CSA Workarounds

The Connection Scan Algorithm (CSA) is one of the easier journey planning algorithms to implement. All journeys are broken down into their component parts: connections between two stations that depart and arrive at specific times. Then it’s simply a case of ordering connections by arrival time, iterating through them and mapping out the earliest arrival time at each stop.

However, this simplicity has a cost. Journeys often have an unnecessary number of changes in them as the algorithm only tracks the earliest arrival time at a given stop.

Given a journey from A to D and the following trips:

Trip1 = A@10:00, B@10:05
Trip2 = A@10:10, B@10:15, C@10:20
Trip3 = A@10:15, B@10:20, C@10:30, D@11:00

The Connection Scan Algorithm will create a journey involving two changes: Trip1 for A->B, Trip2 for B->C and Trip3 for C->D rather than just putting the passenger on Trip3. The algorithm will always aim for the earliest arrival time at any stop, despite this resulting in a high number of changes and a longer journey time.


Solving the simple case

One of the simplest methods of correcting this behaviour is to store the arrival time at the destination of the initial scan and continue to scan with incrementing departure times until the original arrival time is no longer reachable.

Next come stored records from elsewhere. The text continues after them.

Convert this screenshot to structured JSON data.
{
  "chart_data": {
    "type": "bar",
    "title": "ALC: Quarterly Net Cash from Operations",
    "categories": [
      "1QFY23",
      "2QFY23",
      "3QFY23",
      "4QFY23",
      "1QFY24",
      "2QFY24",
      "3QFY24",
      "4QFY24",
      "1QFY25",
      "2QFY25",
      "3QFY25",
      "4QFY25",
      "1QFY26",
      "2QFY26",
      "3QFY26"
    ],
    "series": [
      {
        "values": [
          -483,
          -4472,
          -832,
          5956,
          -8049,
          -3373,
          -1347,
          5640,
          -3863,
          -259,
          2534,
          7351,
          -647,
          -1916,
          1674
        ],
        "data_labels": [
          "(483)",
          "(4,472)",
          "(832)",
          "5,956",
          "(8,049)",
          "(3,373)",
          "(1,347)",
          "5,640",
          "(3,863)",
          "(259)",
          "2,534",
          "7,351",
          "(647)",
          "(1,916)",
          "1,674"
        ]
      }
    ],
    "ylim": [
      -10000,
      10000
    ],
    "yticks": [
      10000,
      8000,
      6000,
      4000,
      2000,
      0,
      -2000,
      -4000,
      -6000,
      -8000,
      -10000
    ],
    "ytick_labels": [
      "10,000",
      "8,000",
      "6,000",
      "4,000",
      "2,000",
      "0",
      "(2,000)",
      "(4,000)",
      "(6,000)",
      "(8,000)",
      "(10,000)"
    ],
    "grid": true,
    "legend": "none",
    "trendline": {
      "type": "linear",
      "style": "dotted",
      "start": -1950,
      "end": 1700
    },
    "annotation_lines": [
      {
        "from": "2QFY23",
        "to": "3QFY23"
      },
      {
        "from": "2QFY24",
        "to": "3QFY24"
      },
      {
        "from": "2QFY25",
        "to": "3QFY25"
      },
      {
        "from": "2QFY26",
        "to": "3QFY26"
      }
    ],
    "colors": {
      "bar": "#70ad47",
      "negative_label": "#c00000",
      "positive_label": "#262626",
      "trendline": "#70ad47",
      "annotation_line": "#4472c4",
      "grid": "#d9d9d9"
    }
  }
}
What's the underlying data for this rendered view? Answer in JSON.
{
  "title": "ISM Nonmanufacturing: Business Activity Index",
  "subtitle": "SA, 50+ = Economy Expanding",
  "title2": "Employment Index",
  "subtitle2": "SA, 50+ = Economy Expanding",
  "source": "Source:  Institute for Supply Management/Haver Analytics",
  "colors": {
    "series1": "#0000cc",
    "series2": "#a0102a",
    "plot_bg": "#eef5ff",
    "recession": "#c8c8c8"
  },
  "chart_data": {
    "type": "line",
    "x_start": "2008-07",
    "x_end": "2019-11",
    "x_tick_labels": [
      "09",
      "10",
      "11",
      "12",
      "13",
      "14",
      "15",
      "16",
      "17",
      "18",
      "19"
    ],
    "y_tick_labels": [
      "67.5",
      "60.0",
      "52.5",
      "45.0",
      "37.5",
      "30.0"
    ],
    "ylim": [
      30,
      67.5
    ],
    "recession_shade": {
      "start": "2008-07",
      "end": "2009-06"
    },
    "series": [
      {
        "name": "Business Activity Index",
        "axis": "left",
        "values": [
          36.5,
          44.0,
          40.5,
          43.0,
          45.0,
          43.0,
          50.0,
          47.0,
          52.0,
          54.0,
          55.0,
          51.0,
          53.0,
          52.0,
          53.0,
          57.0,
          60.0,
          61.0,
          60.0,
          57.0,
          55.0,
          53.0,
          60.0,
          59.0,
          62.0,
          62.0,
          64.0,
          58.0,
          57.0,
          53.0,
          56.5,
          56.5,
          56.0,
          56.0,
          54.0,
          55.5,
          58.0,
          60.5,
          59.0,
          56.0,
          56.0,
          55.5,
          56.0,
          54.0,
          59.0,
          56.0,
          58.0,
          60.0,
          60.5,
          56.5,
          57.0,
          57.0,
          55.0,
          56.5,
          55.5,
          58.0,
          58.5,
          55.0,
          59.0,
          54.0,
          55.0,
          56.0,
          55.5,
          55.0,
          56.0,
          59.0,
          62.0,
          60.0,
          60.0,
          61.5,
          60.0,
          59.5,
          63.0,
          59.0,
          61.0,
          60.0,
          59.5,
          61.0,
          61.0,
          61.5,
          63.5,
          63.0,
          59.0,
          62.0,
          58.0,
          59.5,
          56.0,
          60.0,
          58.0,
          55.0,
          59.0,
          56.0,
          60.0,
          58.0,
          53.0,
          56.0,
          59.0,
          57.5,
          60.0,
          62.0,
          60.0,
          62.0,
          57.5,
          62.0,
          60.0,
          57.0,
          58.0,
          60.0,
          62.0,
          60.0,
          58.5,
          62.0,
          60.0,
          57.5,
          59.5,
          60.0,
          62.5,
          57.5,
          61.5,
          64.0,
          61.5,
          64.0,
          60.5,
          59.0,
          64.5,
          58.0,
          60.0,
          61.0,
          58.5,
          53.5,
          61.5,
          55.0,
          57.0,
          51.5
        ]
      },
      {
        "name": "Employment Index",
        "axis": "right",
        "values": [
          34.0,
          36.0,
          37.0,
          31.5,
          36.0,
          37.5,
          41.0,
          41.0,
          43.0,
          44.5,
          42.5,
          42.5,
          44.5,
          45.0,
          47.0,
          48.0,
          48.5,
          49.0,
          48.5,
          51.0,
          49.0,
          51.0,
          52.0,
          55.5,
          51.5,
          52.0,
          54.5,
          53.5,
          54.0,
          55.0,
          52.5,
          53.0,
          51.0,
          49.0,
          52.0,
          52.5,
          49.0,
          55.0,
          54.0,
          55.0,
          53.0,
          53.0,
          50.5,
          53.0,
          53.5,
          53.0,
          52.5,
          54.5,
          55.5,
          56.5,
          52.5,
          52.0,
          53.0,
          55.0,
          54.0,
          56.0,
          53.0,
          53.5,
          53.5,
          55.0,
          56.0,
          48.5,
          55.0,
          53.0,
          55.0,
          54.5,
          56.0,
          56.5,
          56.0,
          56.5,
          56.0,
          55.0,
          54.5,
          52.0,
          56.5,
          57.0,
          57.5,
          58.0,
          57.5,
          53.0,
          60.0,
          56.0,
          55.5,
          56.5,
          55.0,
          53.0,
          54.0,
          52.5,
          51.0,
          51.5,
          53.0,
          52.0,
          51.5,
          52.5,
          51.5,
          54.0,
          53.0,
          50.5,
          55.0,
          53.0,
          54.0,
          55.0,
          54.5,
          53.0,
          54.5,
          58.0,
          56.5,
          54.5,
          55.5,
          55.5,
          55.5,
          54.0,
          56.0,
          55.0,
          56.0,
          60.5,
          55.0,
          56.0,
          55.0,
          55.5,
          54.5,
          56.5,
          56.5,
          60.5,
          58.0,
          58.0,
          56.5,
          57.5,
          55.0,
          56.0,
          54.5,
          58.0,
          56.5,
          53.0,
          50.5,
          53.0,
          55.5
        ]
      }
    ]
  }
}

This gradually makes the superfluous legs unreachable until the only one possible is the fastest, and in this case, one with the least changes.

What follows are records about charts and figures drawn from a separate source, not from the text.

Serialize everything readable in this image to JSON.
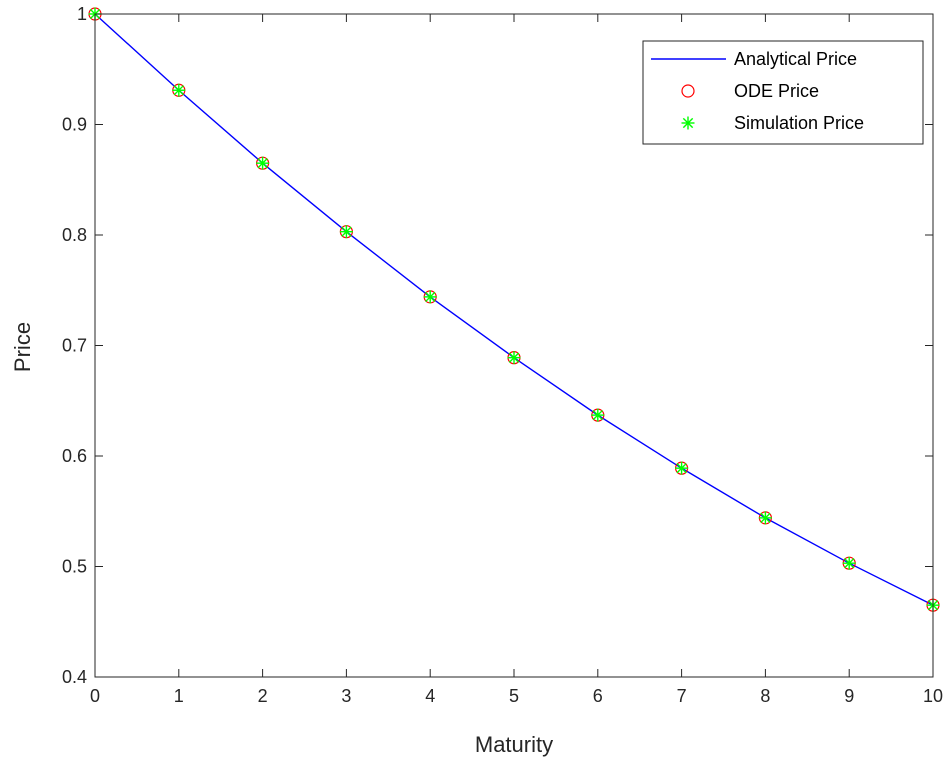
{
  "chart_data": {
    "type": "line",
    "xlabel": "Maturity",
    "ylabel": "Price",
    "xlim": [
      0,
      10
    ],
    "ylim": [
      0.4,
      1
    ],
    "x_ticks": [
      "0",
      "1",
      "2",
      "3",
      "4",
      "5",
      "6",
      "7",
      "8",
      "9",
      "10"
    ],
    "y_ticks": [
      "0.4",
      "0.5",
      "0.6",
      "0.7",
      "0.8",
      "0.9",
      "1"
    ],
    "grid": false,
    "legend_position": "top-right",
    "x": [
      0,
      1,
      2,
      3,
      4,
      5,
      6,
      7,
      8,
      9,
      10
    ],
    "series": [
      {
        "name": "Analytical Price",
        "style": "line",
        "color": "#0000ff",
        "values": [
          1.0,
          0.931,
          0.865,
          0.803,
          0.744,
          0.689,
          0.637,
          0.589,
          0.544,
          0.503,
          0.465
        ]
      },
      {
        "name": "ODE Price",
        "style": "circle-marker",
        "color": "#ff0000",
        "values": [
          1.0,
          0.931,
          0.865,
          0.803,
          0.744,
          0.689,
          0.637,
          0.589,
          0.544,
          0.503,
          0.465
        ]
      },
      {
        "name": "Simulation Price",
        "style": "asterisk-marker",
        "color": "#00ff00",
        "values": [
          1.0,
          0.931,
          0.865,
          0.803,
          0.744,
          0.689,
          0.637,
          0.589,
          0.544,
          0.503,
          0.465
        ]
      }
    ]
  }
}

This method results in multiple scans of every connection which will slow the algorithm down considerably and it does not always guarantee removal of all unnecessary legs.

Given a scenario where the first leg of a journey is quite an infrequent service and latter legs are more frequent the results will still contain unnecessary changes as the infrequent first leg masks any changes in the departure time from the origin.

Trip1 = A@10:00, B@11:00
Trip2 = B@11:00, C@11:05
Trip3 = B@11:10, C@11:15, D@11:20
Trip4 = B@11:15, C@11:20, D@11:30, E@12:00

The CSA algorithm will construct a journey of: Trip1 for A->B, Trip2 for B->C, Trip3 for C->D and Trip4 for D->E. Incrementing the departure time will not affect the results as the only way to get from A->B is on Trip1.

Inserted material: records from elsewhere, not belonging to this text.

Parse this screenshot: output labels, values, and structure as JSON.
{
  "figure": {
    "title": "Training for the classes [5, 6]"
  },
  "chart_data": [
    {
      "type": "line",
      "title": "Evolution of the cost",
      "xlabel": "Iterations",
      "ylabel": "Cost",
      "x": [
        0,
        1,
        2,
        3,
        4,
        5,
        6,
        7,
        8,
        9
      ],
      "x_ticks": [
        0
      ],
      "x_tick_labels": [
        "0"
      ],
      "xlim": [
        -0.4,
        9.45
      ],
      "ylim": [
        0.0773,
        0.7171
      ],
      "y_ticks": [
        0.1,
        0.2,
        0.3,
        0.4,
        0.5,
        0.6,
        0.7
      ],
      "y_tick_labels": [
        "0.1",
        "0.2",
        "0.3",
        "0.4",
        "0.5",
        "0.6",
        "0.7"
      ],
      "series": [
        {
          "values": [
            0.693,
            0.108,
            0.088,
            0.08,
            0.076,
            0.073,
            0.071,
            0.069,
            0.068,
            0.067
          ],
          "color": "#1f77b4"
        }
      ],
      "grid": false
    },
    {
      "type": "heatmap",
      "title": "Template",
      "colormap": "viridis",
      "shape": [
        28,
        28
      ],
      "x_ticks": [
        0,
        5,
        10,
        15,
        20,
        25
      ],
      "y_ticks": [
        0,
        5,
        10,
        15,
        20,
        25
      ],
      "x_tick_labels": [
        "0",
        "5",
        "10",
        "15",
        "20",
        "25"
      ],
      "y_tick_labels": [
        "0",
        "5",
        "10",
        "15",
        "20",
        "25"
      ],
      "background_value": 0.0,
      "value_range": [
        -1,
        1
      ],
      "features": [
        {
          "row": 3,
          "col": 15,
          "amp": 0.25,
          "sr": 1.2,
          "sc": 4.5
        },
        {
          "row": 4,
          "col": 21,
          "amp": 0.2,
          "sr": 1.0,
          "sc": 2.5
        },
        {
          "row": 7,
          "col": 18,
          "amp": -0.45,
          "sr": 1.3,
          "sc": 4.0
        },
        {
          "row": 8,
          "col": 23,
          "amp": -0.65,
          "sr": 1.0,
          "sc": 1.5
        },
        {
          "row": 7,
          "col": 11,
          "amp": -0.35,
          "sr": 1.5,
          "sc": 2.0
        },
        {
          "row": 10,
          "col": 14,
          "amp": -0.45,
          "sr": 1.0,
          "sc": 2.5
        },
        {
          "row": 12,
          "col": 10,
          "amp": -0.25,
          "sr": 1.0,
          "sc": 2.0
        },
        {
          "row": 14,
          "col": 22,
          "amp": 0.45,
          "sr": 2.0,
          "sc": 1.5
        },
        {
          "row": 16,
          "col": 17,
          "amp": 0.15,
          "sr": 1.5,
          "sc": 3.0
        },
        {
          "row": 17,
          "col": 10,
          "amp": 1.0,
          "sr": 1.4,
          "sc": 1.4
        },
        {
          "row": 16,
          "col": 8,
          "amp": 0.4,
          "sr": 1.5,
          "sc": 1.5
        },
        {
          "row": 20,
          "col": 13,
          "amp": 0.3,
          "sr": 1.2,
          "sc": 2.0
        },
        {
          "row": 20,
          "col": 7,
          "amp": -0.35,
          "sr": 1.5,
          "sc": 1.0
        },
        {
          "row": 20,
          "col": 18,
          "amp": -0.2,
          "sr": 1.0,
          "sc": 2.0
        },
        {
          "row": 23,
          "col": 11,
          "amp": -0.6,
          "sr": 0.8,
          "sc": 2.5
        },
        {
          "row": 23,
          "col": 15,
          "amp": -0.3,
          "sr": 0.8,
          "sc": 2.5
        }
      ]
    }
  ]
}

Solving a more complicated case

An alternative solution is to examine each leg and see whether it’s actually necessary. Working backwards, take the last leg of the journey and check to see if the leg’s trip stops at the origin of any prior leg. As long as the departure time at the stop isn’t earlier than the leg departure time then the leg is redundant and can be replaced by a longer leg.

const newLegs = [];
const legs = journey.legs;

for (let i = legs.length - 1; i >= 0; i--) {
  const trip = legs[i].trip;
  let newLeg = legs[i];

  for (let j = i - 1; j >= 0; j--) {
    // if the current trip can get to the leg origin without having to depart earlier
    if (trip.departureTimeAt(legs[j].origin) >= legs[j].departureTime) {
      // extract a new leg from the trip
      newLeg = trip.createNewLeg(legJ.origin, legI.destination);
      // decrement i so any contracted legs are skipped in the outer loop
      i = j;

  // only add the new leg after the loop as multiple legs may be replaced

This method is both more robust and more performant.

Future work

The Connection Scan Algorithm is fundamentally an Earliest Arrival algorithm and this presents some issues with the quality of the results that can be solved using the methods above, but further work is still required to make it multi-criteria in order to present the journey with least changes.